#MYLDN (511)

Me and my camera in my home town, my capital city, my london

MYLDN 507-11-5

..finally, some good news! (bada bing)

To see the full gallery “Chipwrappers” please click here

This week’s theme is the humble newspaper who’s dominance as the go-to format for current affairs is dwindling massively as its digital counterpart flourishes. This is due to accessibility and ease and the fact that its basically free. The other difference between the two is that whereas in the past “yesterday’s news was tomorrow’s fish and chip wrapper” the headlines of the internet remain for ever. It used to be that crimes and scandals soon drifted from the public consciousness as the papers they were printed on were thrown out to degrade and disintegrate, never to be seen again.

Nowadays, if you are involved in anything insidious your reputation will be tarnished forever. Just try and google “julian assange” and not come up with “rape”. The irony is that  digital news that never disappears actually feels like it has less impact than its paper predecessor as it is digested in a relentless non-stop current affairs feed. People tend to move on from one catastrophic event to the next without even reducing the flick speed of their fingers across their heavily stroked touch screens. The thumbprints might remain but the information has been lost.

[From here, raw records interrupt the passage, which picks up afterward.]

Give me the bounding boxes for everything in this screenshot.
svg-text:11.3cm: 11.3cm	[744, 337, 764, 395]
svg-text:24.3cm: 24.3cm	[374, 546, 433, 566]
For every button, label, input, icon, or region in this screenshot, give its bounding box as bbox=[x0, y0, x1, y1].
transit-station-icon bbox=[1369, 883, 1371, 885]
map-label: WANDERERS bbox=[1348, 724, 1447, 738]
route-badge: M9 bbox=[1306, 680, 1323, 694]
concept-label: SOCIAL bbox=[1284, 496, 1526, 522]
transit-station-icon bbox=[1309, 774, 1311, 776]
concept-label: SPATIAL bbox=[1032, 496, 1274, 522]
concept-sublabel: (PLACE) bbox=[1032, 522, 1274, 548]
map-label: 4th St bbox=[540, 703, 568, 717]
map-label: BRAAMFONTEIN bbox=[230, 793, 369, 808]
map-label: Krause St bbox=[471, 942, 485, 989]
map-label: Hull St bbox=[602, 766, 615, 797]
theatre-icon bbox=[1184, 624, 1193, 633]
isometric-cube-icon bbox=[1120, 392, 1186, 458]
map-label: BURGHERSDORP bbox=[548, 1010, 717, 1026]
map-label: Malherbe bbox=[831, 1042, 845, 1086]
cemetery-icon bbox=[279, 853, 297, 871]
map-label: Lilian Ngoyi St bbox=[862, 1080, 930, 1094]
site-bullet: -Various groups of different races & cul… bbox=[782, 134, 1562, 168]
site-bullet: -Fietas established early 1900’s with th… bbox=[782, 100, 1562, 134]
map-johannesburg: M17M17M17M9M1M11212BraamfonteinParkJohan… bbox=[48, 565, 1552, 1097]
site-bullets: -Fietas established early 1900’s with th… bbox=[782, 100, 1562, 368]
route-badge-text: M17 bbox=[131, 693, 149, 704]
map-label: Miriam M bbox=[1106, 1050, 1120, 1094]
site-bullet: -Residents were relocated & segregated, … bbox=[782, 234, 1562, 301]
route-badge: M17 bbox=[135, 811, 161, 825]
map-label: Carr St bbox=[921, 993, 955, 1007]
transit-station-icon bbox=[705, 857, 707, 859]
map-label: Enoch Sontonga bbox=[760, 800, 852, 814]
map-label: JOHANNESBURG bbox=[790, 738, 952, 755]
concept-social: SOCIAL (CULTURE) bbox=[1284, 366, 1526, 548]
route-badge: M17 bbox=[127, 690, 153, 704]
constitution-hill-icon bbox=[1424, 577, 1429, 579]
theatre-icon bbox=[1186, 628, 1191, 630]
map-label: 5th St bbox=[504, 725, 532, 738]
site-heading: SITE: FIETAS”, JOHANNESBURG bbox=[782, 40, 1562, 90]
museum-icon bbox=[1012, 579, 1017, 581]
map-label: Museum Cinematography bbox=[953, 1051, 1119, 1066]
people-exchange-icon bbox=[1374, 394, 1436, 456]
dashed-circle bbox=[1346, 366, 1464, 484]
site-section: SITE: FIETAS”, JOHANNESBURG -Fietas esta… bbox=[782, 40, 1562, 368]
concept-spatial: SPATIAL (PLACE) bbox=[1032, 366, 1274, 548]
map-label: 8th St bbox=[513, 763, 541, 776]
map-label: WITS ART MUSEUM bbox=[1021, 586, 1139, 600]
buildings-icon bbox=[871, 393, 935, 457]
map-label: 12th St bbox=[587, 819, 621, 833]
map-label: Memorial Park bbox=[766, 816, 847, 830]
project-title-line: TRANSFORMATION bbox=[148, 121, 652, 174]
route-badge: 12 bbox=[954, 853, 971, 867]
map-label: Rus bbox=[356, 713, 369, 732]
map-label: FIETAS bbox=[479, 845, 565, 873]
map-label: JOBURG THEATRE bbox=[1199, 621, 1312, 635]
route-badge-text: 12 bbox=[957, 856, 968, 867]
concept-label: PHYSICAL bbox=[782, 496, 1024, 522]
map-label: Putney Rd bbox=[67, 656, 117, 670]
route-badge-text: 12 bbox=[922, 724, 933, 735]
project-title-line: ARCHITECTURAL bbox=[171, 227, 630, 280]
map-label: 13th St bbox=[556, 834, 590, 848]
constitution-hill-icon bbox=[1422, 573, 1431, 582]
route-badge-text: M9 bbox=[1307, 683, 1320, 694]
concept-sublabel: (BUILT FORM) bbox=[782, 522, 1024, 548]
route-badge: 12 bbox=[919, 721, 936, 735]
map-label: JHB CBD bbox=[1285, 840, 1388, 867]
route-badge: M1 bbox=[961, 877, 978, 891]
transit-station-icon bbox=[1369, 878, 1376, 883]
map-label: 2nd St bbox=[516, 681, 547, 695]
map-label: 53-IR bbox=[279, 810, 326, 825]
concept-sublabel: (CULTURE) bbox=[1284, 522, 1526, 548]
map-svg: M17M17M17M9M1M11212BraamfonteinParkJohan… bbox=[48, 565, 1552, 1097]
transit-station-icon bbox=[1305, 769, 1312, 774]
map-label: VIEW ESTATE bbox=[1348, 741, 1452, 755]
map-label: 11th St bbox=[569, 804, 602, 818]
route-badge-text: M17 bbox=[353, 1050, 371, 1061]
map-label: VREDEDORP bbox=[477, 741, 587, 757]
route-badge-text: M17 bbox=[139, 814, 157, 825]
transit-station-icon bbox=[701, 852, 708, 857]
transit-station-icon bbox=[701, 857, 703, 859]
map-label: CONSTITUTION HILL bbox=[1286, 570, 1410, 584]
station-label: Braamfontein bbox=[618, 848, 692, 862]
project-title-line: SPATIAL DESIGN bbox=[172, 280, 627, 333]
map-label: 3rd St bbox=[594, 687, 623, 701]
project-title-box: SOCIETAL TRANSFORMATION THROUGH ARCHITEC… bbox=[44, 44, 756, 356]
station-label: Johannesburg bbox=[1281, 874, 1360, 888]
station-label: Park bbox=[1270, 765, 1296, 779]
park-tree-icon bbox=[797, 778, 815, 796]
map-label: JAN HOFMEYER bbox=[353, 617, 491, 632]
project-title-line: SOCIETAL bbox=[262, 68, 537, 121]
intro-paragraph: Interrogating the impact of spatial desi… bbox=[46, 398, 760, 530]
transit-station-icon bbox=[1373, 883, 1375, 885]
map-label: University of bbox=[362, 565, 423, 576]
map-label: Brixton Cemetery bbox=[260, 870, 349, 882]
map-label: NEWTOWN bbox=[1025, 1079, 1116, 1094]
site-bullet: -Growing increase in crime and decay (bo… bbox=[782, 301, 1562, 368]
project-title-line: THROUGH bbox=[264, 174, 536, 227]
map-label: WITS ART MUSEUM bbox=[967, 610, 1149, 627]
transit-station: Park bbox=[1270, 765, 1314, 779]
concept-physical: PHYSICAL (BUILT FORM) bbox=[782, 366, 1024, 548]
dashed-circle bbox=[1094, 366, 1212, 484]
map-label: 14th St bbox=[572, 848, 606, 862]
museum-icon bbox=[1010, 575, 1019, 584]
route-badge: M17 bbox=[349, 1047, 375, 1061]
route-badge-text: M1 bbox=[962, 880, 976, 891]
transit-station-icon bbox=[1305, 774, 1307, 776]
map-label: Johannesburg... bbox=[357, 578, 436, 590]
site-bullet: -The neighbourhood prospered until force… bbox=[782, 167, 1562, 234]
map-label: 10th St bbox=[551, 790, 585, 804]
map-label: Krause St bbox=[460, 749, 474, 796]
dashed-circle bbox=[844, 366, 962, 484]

Why is it the more we try to consume the less we seem to be able to retain? In trying to keep up we are actually grinding to a halt. The weight of the world is dragging us down as we attempt to absorb everything that is going on. Despite reading about disasters and atrocities it feels like the greatest calamity would be if we might miss a hashtag moment. There might be an argument to suggest that genuinely taking on board the impact of a single event and the lives it affects would be somehow better than skim-reading everything…time to stop flicking and start feeling.